1. Introduction to databases. Information systems, organizational systems, and informatics systems. Information and data. Introduction to databases and DBMSs, data models, schemas, and instances. Logical and physical data independence, database languages.
2. The relational model. Logical data models. The relational data model: relations vs. tables; relations with attributes; notations; incomplete information and null values. Integrity constraints: tuple constraints; keys and null values; referential constraints.
3. Relational algebra. Basic operators (union, intersection, difference, selection, and projection) and derived operators (natural join, theta join, semi-join). Queries in relational algebra and equivalence of algebraic expressions. Query idioms.
4. SQL. Data Definition Language: elementary domains, schema definition, table definition, and user defined domains. Intra-relational and inter-relational constraints. SQL queries: simple queries, aggregate queries, GROUP BY queries, set and nested queries. Data modification in SQL: insertions, deletions, and updates. Definition of integrity constraints, assertions, and views. Access control.
5. Database design. The life cycle of information systems. Requirements collection and analysis. Methodologies for database design. Phases of the design methodology.
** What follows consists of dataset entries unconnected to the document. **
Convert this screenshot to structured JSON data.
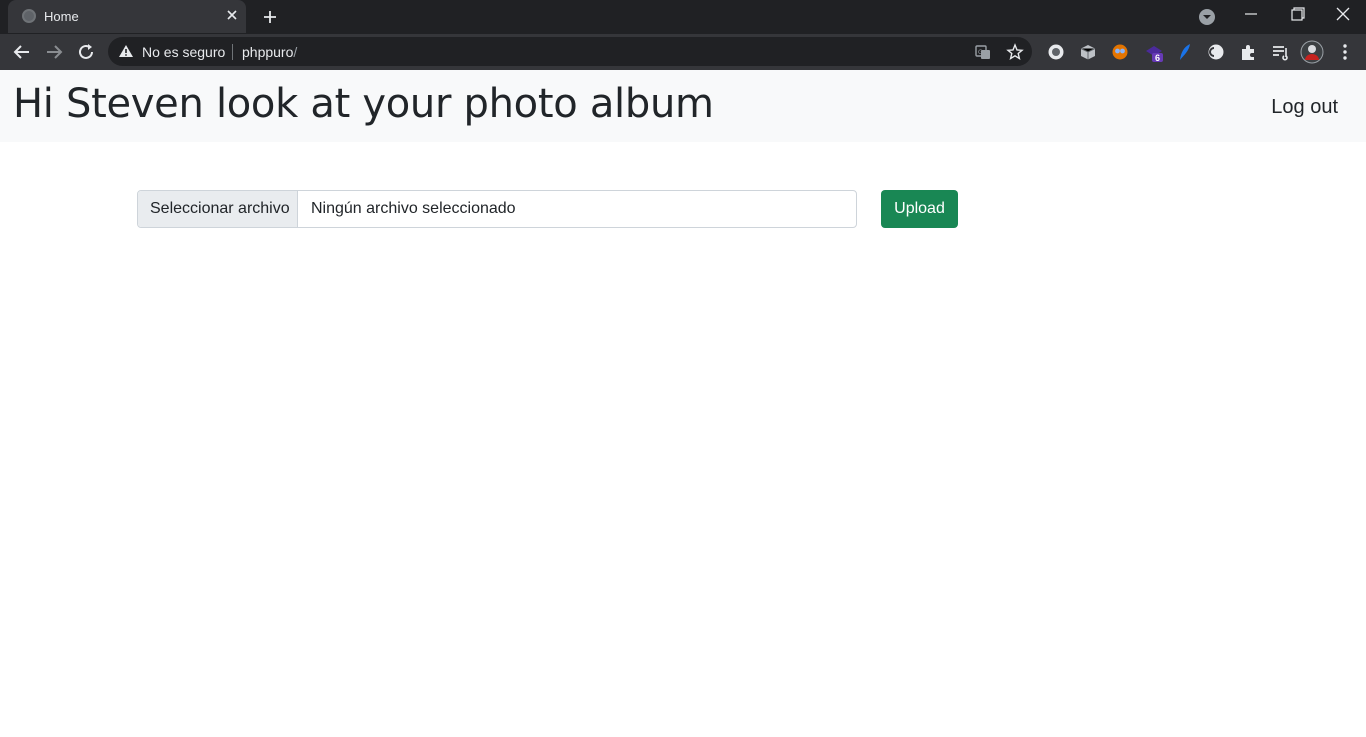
{
  "browser": {
    "tab_title": "Home",
    "security_label": "No es seguro",
    "url_host": "phppuro",
    "url_path": "/",
    "extension_badge": "6"
  },
  "navbar": {
    "title": "Hi Steven look at your photo album",
    "logout_label": "Log out"
  },
  "upload": {
    "choose_file_label": "Seleccionar archivo",
    "file_status": "Ningún archivo seleccionado",
    "upload_label": "Upload"
  },
  "colors": {
    "upload_button": "#198754",
    "navbar_bg": "#f8f9fa",
    "chrome_dark": "#202124",
    "chrome_toolbar": "#35363a"
  }
}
The Entity-Relationship model: basic constructs (entity, relationship, attribute, cardinality, identifiers, generalizations); documentation of E-R schemas; rules. Design strategies: top-down, bottom-up, inside-out, and mixed. Quality of a conceptual schema. Logical design: restructuring of E-R schemas (removing generalizations; selection of primary identifiers; partitioning/merging of entities and relationships); translation into the relational model; documentation of logical schemas. Mention of physical design.
6. Physical database organization. Access manager. Main memory, secondary memory, and buffer. Buffer manager and its primitives. File organization: sequential structures (entry-sequenced, array, sequentially ordered), hash-based structures, tree structures. B- and B+- trees. Organization of tuples within pages. Physical database design and definition of indexes.
7. Transactions management. Definition of transactions. ACID properties of transactions. Transactions and system modules. Reliable control system. Stable memory. Log: organization, record, and management. Failure management: warm restart and cold restart. Concurrency control. Anomalies of concurrent transactions. Serial and serializable schedules. View-equivalence and conflict-equivalence. Two-phase locking and its variations. Timestamp (mono-version and multi-version). Lock management. Locking and isolation levels in SQL. Deadlock management. Livelock and starvation.
8. Distributed architectures. Distributed data paradigms. Types of architectures. Distributed system properties. Client-server architecture. Distributed databases. Data fragmentation and allocation. Transparency levels. Distributed transactions: classification and ACID properties. Distributed query optimization. Lamport method. Distributed deadlock: definition and detection. Two-phase commit protocol: basic protocol; recovery protocols; protocol optimization; other commit protocols.
9. Semi-structured data. XML. Semi-structured data in XML. XML queries: XQuery and XPath; FLOWR expressions.
10. Active databases. E-C-A paradigm. Triggers. Levels of granularity and evaluation behavior. Advanced features of active rules. Properties of active rules: termination, confluence, identical observable behavior. Termination analysis. Applications of active rules.
11. Data analysis. OLTP vs. OLAP. Data warehouse: characteristics and architecture. Multi-dimensional data model. Operations on multi-dimensional data: slice-and-dice, roll-up, drill-down. Development of the data warehouse: ROLAP and MOLAP. ROLAP schemas: star schema and snowflake schema. ROLAP operations. SQL aggregations. Data mining: association and classification rules.
Prerequisites for admission
Knowledge of basic concepts of computer science.
Due to requirements established by the Academic Programs Committee, it is compulsory to have first passed the exam of Computer Programming.
Assessment methods and Criteria
Written exam aimed at verifying the student's knowledge and understanding of the subject. The written exam includes theory questions and exercises. The duration of the exam is 2:30h. The mark is expressed in thirtieths and the grading will consider the correctness, completeness, and clarity of the answers to the questions and exercises. The exam is closed book.